ON ACTING: The Timing of Comedy Dialogue
Most all actors are instructed (properly) to "ride the wave of laughter": that is, wait until the explosion laughter of the audience peaks...then wait even further until the laughter begins to diminish (I would argue at an accelerating pace), and then...and only at that moment...before the laughter has fully played out...say the next line.
Comedy (the joke, the funny line...the funny action or reaction) is a release of tension. And if the actor waits too long for ALL the laughter to be released, the tension in the piece, the energy of the performance not to mention the whole piece, will dissipate, disappear, like a wave crashing to a foamy but basically un-energized frothy puddle.
Comedy (for that matter, good drama too) requires sustained tension. That tension can be relieved, modulated, played with during a performance by the good actor ...but it should never disappear. When it disappears, the audience 's involvement disappears.
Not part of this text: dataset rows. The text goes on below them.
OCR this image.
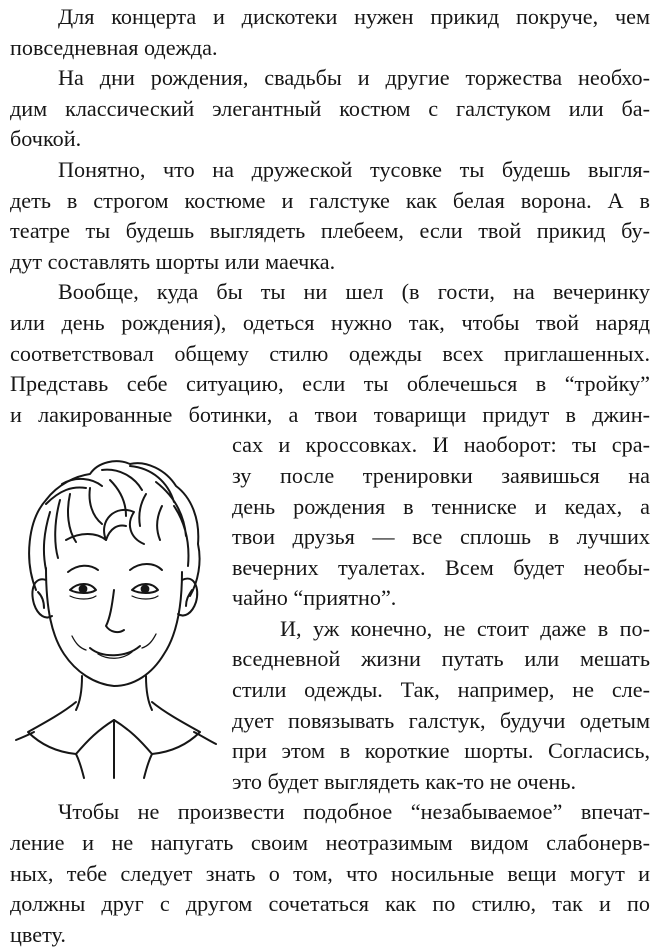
Для концерта и дискотеки нужен прикид покруче, чем
повседневная одежда.

На дни рождения, свадьбы и другие торжества необхо-
дим классический элегантный костюм с галстуком или ба-
бочкой.

Понятно, что на дружеской тусовке ты будешь выгля-
деть в строгом костюме и галстуке как белая ворона. А в
театре ты будешь выглядеть плебеем, если твой прикид бу-
дут составлять шорты или маечка.

Вообще, куда бы ты ни шел (в гости, на вечеринку
или день рождения), одеться нужно так, чтобы твой наряд
соответствовал общему стилю одежды всех приглашенных.
Представь себе ситуацию, если ты облечешься в “тройку”
и лакированные ботинки, а твои товарищи придут в джин-

сах и кроссовках. И наоборот: ты сра-
зу после тренировки заявишься на
день рождения в тенниске и кедах, а
твои друзья — все сплошь в лучших
вечерних туалетах. Всем будет необы-
чайно “приятно”.

И, уж конечно, не стоит даже в по-
вседневной жизни путать или мешать
стили одежды. Так, например, не сле-
дует повязывать галстук, будучи одетым
при этом в короткие шорты. Согласись,
это будет выглядеть как-то не очень.

Чтобы не произвести подобное “незабываемое” впечат-
ление и не напугать своим неотразимым видом слабонерв-
ных, тебе следует знать о том, что носильные вещи могут и
должны друг с другом сочетаться как по стилю, так и по
цвету.
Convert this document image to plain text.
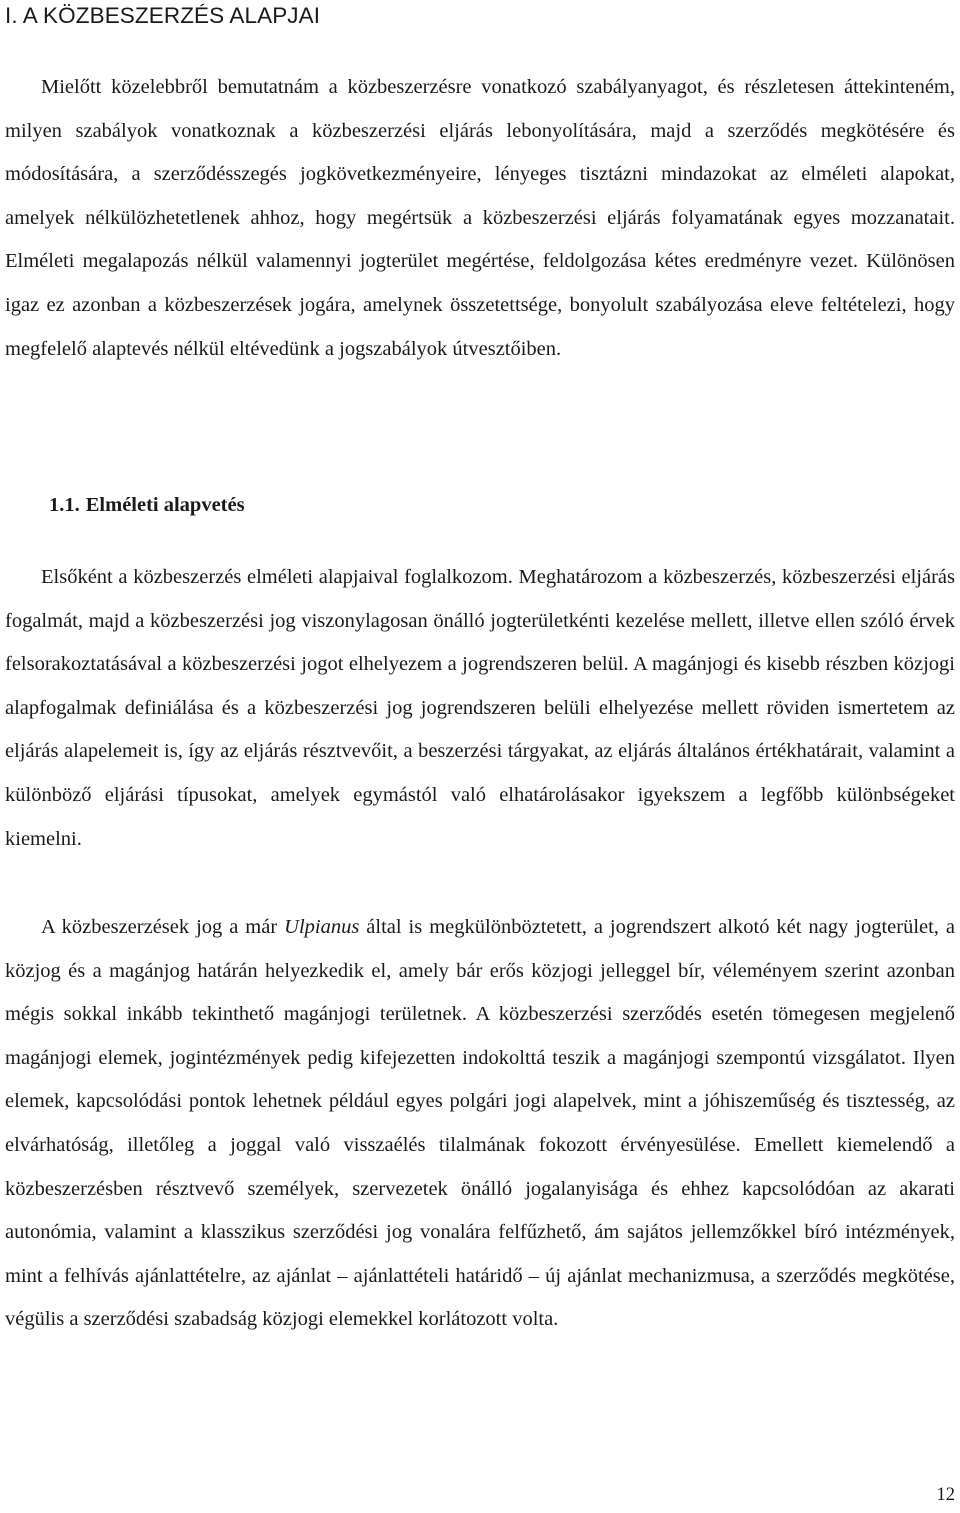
I. A KÖZBESZERZÉS ALAPJAI

Mielőtt közelebbről bemutatnám a közbeszerzésre vonatkozó szabályanyagot, és részletesen áttekinteném, milyen szabályok vonatkoznak a közbeszerzési eljárás lebonyolítására, majd a szerződés megkötésére és módosítására, a szerződésszegés jogkövetkezményeire, lényeges tisztázni mindazokat az elméleti alapokat, amelyek nélkülözhetetlenek ahhoz, hogy megértsük a közbeszerzési eljárás folyamatának egyes mozzanatait. Elméleti megalapozás nélkül valamennyi jogterület megértése, feldolgozása kétes eredményre vezet. Különösen igaz ez azonban a közbeszerzések jogára, amelynek összetettsége, bonyolult szabályozása eleve feltételezi, hogy megfelelő alaptevés nélkül eltévedünk a jogszabályok útvesztőiben.

1.1. Elméleti alapvetés

Elsőként a közbeszerzés elméleti alapjaival foglalkozom. Meghatározom a közbeszerzés, közbeszerzési eljárás fogalmát, majd a közbeszerzési jog viszonylagosan önálló jogterületkénti kezelése mellett, illetve ellen szóló érvek felsorakoztatásával a közbeszerzési jogot elhelyezem a jogrendszeren belül. A magánjogi és kisebb részben közjogi alapfogalmak definiálása és a közbeszerzési jog jogrendszeren belüli elhelyezése mellett röviden ismertetem az eljárás alapelemeit is, így az eljárás résztvevőit, a beszerzési tárgyakat, az eljárás általános értékhatárait, valamint a különböző eljárási típusokat, amelyek egymástól való elhatárolásakor igyekszem a legfőbb különbségeket kiemelni.

A közbeszerzések jog a már Ulpianus által is megkülönböztetett, a jogrendszert alkotó két nagy jogterület, a közjog és a magánjog határán helyezkedik el, amely bár erős közjogi jelleggel bír, véleményem szerint azonban mégis sokkal inkább tekinthető magánjogi területnek. A közbeszerzési szerződés esetén tömegesen megjelenő magánjogi elemek, jogintézmények pedig kifejezetten indokolttá teszik a magánjogi szempontú vizsgálatot. Ilyen elemek, kapcsolódási pontok lehetnek például egyes polgári jogi alapelvek, mint a jóhiszeműség és tisztesség, az elvárhatóság, illetőleg a joggal való visszaélés tilalmának fokozott érvényesülése. Emellett kiemelendő a közbeszerzésben résztvevő személyek, szervezetek önálló jogalanyisága és ehhez kapcsolódóan az akarati autonómia, valamint a klasszikus szerződési jog vonalára felfűzhető, ám sajátos jellemzőkkel bíró intézmények, mint a felhívás ajánlattételre, az ajánlat – ajánlattételi határidő – új ajánlat mechanizmusa, a szerződés megkötése, végülis a szerződési szabadság közjogi elemekkel korlátozott volta.

12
Let the audience have their laughter/release, but never let them off the tension hook. May their sides hurt from laughing too much, getting no relief, than cease laughing entirely (all tension released) and be bored.
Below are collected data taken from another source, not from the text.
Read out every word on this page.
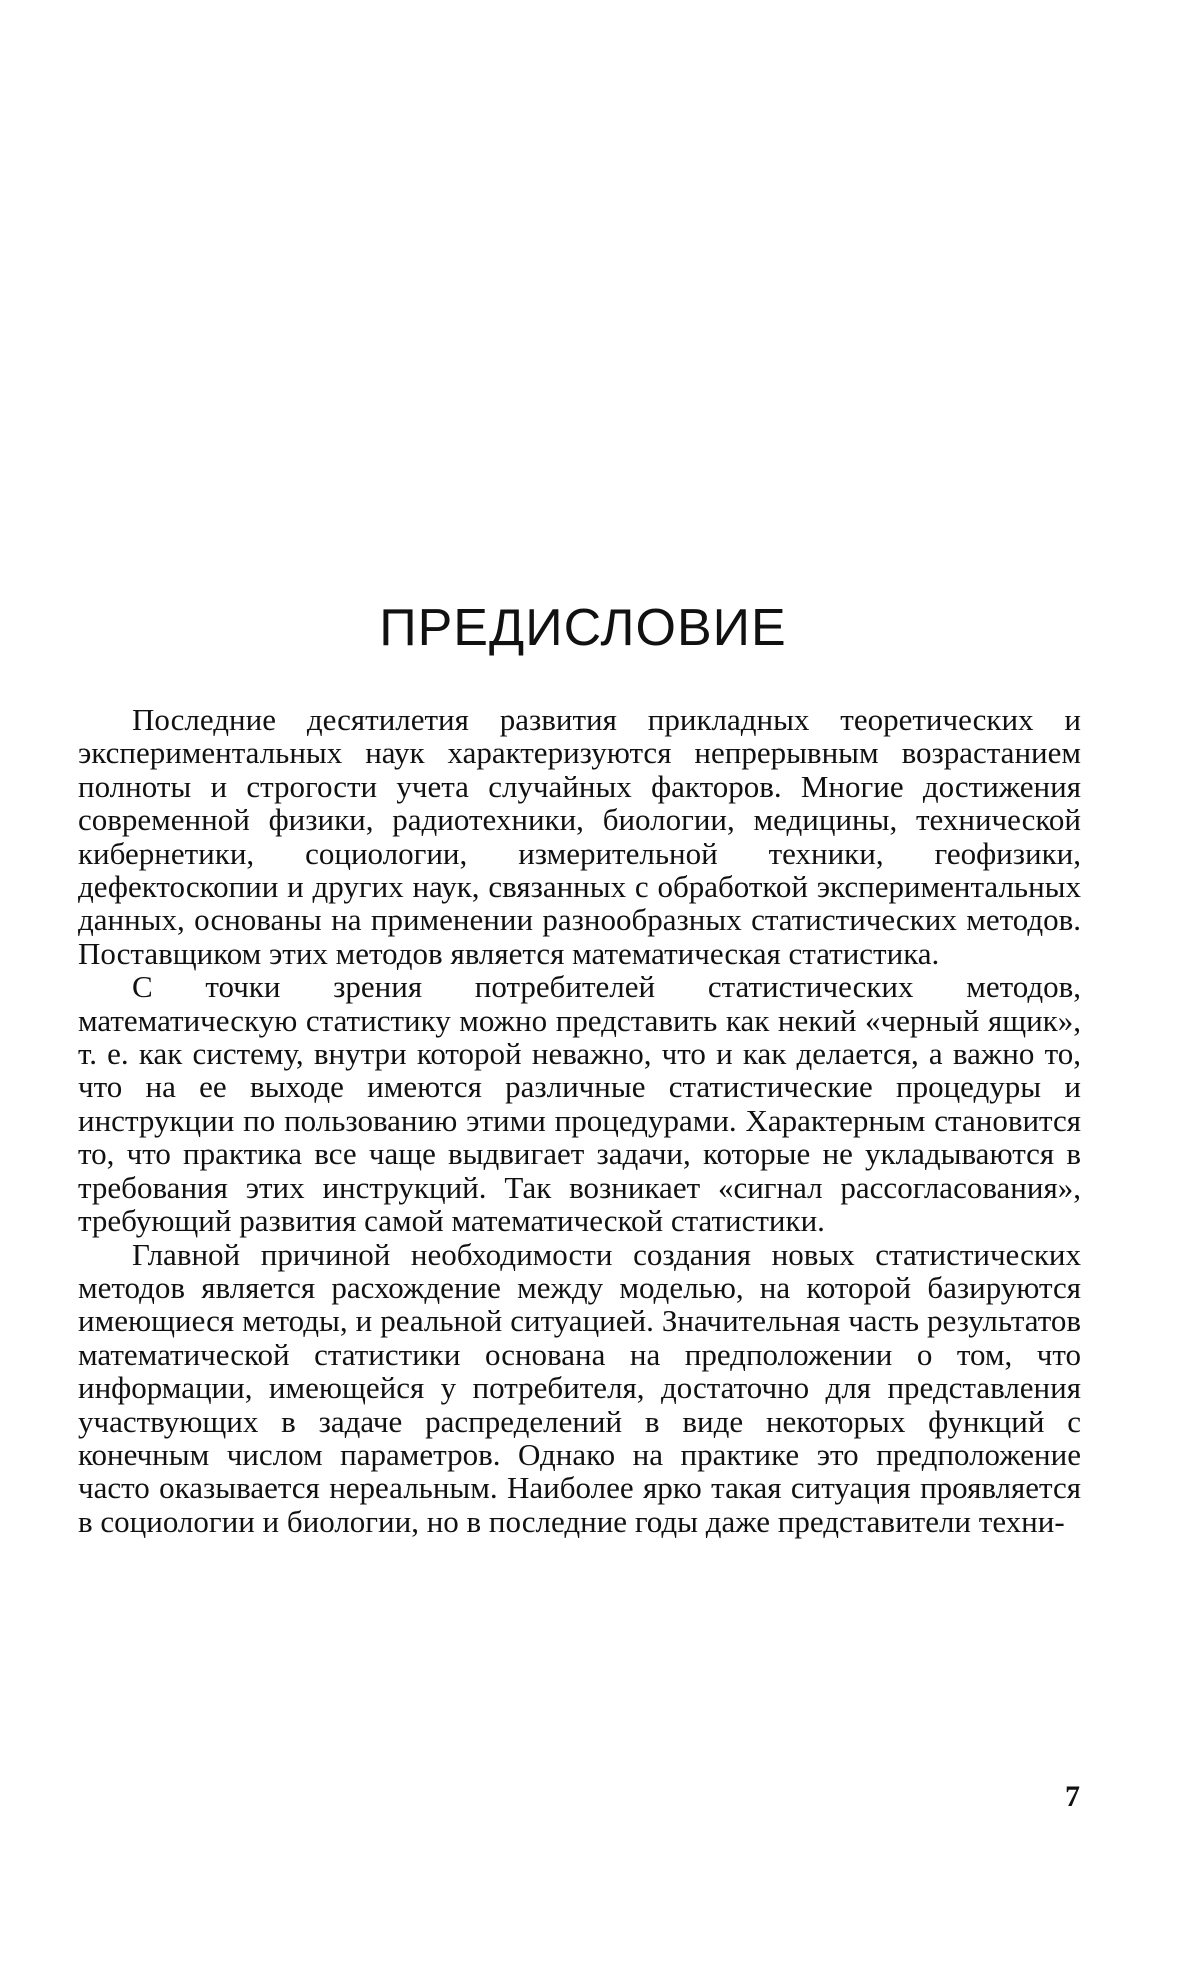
ПРЕДИСЛОВИЕ

Последние десятилетия развития прикладных теоретических и экспериментальных наук характеризуются непрерывным возрастанием полноты и строгости учета случайных факторов. Многие достижения современной физики, радиотехники, биологии, медицины, технической кибернетики, социологии, измерительной техники, геофизики, дефектоскопии и других наук, связанных с обработкой экспериментальных данных, основаны на применении разнообразных статистических методов. Поставщиком этих методов является математическая статистика.

С точки зрения потребителей статистических методов, математическую статистику можно представить как некий «черный ящик», т. е. как систему, внутри которой неважно, что и как делается, а важно то, что на ее выходе имеются различные статистические процедуры и инструкции по пользованию этими процедурами. Характерным становится то, что практика все чаще выдвигает задачи, которые не укладываются в требования этих инструкций. Так возникает «сигнал рассогласования», требующий развития самой математической статистики.

Главной причиной необходимости создания новых статистических методов является расхождение между моделью, на которой базируются имеющиеся методы, и реальной ситуацией. Значительная часть результатов математической статистики основана на предположении о том, что информации, имеющейся у потребителя, достаточно для представления участвующих в задаче распределений в виде некоторых функций с конечным числом параметров. Однако на практике это предположение часто оказывается нереальным. Наиболее ярко такая ситуация проявляется в социологии и биологии, но в последние годы даже представители техни-

7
The great comedy writer/director Billy Wilder when responding to a similar question concerning whether he was not leaving enough time in his editing of The Apartment (it may have been Some Like It Hot) for the audience to laugh before he moved on to the next line (the questioner said "they may not hear the next line because they were still laughing..."). "Great," Wilder interjected. "I hope they laugh after the first joke and never hear any of the remaining film dialogue for the next two hours. It would be a great success."